ECB holds key rate steady at 0.15%

The ECB is instead targeting loans to encourage banks to lend to households and non-financial corporations.

Brussels: The European Central Bank held its key interest rates unchanged at its regular policy meeting on Thursday, a month after taking unprecedented measures to ease monetary conditions in the 18-country euro area.

As widely expected, the ECB`s decision-making governing council decided to hold the bank`s main refi refinancing rate steady at 0.15 percent, the marginal lending rate at 0.40 percent and the deposit rate at minus 0.10 percent.

ECB-watchers had not been expecting any new policy moves this month after the central bank unveiled a package of extraordinary measures in June in its battle to prevent the single currency area from slipping into deflation.
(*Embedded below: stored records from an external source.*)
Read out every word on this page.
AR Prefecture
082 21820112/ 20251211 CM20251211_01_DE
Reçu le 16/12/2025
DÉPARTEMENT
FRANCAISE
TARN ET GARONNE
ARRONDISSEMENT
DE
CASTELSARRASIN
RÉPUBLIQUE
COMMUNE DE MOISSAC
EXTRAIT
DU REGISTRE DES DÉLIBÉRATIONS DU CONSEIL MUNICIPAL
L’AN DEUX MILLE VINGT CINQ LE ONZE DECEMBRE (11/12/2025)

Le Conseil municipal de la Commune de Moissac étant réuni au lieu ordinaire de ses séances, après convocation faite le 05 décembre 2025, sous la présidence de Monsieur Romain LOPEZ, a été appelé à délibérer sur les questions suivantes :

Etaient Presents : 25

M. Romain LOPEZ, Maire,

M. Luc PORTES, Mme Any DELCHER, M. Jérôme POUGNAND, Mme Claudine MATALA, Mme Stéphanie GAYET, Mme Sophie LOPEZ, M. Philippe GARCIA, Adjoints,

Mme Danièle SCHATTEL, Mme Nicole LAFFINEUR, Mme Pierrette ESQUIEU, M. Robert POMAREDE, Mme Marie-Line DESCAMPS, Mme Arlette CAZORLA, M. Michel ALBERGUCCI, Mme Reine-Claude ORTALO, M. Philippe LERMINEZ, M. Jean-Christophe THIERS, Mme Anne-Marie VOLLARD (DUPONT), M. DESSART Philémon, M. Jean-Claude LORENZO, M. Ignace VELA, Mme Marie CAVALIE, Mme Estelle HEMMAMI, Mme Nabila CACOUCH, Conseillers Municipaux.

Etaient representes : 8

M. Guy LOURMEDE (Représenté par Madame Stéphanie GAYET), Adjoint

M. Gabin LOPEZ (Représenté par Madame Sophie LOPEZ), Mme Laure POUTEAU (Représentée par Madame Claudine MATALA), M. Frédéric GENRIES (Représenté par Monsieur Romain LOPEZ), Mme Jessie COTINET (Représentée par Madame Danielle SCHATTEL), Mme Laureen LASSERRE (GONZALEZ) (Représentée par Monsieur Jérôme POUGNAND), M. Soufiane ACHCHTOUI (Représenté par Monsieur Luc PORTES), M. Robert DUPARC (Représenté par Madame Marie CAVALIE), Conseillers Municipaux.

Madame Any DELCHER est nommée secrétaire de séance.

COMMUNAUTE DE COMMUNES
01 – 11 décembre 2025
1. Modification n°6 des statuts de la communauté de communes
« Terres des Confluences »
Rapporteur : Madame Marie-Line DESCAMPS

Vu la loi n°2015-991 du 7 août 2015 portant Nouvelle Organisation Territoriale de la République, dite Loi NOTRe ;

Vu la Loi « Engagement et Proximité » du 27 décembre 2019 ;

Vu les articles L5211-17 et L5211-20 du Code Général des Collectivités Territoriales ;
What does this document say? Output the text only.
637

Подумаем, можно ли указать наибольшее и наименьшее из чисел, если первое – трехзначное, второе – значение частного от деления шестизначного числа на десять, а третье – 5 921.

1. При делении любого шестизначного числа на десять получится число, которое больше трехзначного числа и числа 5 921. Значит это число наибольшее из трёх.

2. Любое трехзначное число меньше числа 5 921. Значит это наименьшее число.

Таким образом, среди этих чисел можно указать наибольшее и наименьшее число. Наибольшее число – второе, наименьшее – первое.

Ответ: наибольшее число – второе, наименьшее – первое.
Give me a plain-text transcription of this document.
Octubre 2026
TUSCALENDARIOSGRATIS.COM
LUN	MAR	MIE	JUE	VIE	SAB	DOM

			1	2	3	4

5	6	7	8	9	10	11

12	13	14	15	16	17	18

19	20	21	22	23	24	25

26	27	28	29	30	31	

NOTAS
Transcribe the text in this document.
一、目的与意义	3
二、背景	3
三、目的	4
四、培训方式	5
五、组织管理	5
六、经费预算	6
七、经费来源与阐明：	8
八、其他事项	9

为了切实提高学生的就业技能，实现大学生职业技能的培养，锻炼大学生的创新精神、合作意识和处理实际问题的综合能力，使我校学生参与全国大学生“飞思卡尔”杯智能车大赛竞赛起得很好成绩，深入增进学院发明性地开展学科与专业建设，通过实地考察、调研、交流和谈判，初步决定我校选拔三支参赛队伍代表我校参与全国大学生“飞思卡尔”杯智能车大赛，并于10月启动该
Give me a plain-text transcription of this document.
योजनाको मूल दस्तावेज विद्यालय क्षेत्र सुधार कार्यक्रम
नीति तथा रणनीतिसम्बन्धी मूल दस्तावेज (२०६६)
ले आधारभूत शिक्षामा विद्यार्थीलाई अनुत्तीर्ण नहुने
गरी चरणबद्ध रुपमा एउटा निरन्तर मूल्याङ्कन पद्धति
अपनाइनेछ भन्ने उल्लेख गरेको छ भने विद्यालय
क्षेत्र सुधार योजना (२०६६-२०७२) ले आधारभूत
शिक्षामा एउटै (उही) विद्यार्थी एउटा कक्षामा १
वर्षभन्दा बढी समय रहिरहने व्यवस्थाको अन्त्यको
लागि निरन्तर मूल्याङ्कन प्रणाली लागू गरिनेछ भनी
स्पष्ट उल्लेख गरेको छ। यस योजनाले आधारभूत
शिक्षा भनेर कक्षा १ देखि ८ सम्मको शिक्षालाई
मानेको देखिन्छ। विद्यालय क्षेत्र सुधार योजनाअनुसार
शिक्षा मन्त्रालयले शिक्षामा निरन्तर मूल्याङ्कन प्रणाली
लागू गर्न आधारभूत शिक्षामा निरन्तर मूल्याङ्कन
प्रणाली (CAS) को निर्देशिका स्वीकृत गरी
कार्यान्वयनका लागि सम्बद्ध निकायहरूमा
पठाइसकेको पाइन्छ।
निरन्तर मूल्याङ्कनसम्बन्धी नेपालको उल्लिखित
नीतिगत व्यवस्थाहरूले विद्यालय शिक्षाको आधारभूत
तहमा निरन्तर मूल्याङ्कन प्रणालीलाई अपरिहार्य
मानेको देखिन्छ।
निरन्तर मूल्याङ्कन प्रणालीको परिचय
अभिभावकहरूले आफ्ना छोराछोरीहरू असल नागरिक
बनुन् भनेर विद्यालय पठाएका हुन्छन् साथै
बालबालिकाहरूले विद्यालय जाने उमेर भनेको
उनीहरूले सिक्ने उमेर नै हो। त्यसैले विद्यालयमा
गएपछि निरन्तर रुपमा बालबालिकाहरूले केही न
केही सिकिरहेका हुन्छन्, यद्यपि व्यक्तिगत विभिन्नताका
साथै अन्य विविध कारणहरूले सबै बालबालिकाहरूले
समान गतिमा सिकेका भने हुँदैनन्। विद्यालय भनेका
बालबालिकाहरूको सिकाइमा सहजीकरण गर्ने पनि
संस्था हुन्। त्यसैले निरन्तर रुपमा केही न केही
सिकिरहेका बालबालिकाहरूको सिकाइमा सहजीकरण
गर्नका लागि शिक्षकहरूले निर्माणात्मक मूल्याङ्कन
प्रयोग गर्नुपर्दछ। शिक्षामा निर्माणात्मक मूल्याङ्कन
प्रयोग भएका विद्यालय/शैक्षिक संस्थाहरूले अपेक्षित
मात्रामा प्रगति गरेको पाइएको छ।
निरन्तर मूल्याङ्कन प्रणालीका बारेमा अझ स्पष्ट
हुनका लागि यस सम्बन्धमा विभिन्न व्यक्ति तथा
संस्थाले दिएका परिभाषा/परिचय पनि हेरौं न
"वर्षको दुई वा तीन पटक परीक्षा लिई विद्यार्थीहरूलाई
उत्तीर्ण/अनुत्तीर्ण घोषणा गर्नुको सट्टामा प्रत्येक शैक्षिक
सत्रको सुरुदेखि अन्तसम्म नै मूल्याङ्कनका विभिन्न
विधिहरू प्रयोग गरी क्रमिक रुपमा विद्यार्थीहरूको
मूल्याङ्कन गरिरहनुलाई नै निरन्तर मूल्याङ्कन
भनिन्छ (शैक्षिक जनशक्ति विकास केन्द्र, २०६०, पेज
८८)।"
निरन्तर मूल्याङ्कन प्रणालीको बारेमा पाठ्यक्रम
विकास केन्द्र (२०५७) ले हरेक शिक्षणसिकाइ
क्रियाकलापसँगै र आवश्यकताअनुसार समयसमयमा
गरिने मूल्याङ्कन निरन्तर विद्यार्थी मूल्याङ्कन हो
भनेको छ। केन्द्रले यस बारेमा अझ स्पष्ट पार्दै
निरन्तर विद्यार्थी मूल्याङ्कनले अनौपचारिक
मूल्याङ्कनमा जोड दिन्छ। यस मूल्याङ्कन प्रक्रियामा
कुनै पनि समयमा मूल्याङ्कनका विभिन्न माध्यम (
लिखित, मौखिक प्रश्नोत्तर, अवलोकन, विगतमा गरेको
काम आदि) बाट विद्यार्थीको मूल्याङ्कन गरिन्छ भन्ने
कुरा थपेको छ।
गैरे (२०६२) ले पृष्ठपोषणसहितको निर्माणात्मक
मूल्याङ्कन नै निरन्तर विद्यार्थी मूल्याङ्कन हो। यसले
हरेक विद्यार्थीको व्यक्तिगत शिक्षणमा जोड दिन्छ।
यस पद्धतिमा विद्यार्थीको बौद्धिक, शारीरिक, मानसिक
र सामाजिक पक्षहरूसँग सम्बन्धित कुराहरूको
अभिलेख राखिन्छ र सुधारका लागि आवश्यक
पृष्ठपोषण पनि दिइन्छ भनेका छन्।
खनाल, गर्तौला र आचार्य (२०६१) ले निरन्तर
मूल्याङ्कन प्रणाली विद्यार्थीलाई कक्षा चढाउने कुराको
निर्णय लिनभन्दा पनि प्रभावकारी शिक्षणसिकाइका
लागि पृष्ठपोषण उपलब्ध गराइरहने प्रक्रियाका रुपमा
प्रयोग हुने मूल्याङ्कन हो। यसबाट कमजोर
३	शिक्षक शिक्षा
At that meeting, the ECB entered uncharted waters, taking one of its key interest rates into negative territory for the first time.

This means that banks will be charged for parking funds at the ECB to encourage them to lend to businesses and consumers instead.

ECB chief Mario Draghi also unveiled plans to pump more liquidity into the financial system later this year using the Targeted Long-Term Refinancing Operation (TLTRO).

The TLTRO measures are different to the steps the ECB took at the end of 2011 and the beginning of 2012 to boost liquidity.

At that time, banks were deemed to not be lending enough to the small- and medium-sized companies that form the backbone of the eurozone economy.

This time, the ECB is instead targeting loans to encourage banks to lend to households and non-financial corporations.

The ECB "is very unlikely to unveil any new policies today as it implements and judges the effect of the raft of measures announced in June," said Capital Economics economist Jennifer McKeown.

"Draghi will probably clarify some of the details behind those policies, perhaps explaining the mechanics, for example."

Eurozone inflation is still stuck at the lowest levels since the financial crisis, data from the European Union`s official data agency showed on Monday.

Authorities across the eurozone are closely watching the inflation rate in the hope that it will edge up towards the bank`s target of just under 2.0 percent.

Inflation across the 18-nation eurozone was 0.5 percent in June -- the same level as in May.

This means that inflation is at the lowest level since the financial crisis of 2008-2009 nearly froze the market on which banks lend to each other and caused recession in several advanced economies.

Since unduly low inflation raises a risk of deflation which is damaging for the economy and notoriously difficult for central banks to reverse, the ECB has stepped in.

McKeown at Capital Economics warned that last month`s policy moves "will not transform the economic or inflation outlook".

Draghi "might follow some of his colleagues in suggesting that interest rates will be on hold until the end of 2016. He could also explain that a broader programme of quantitative easing involving government bond purchases is possible if inflation fails to rise soon," she said.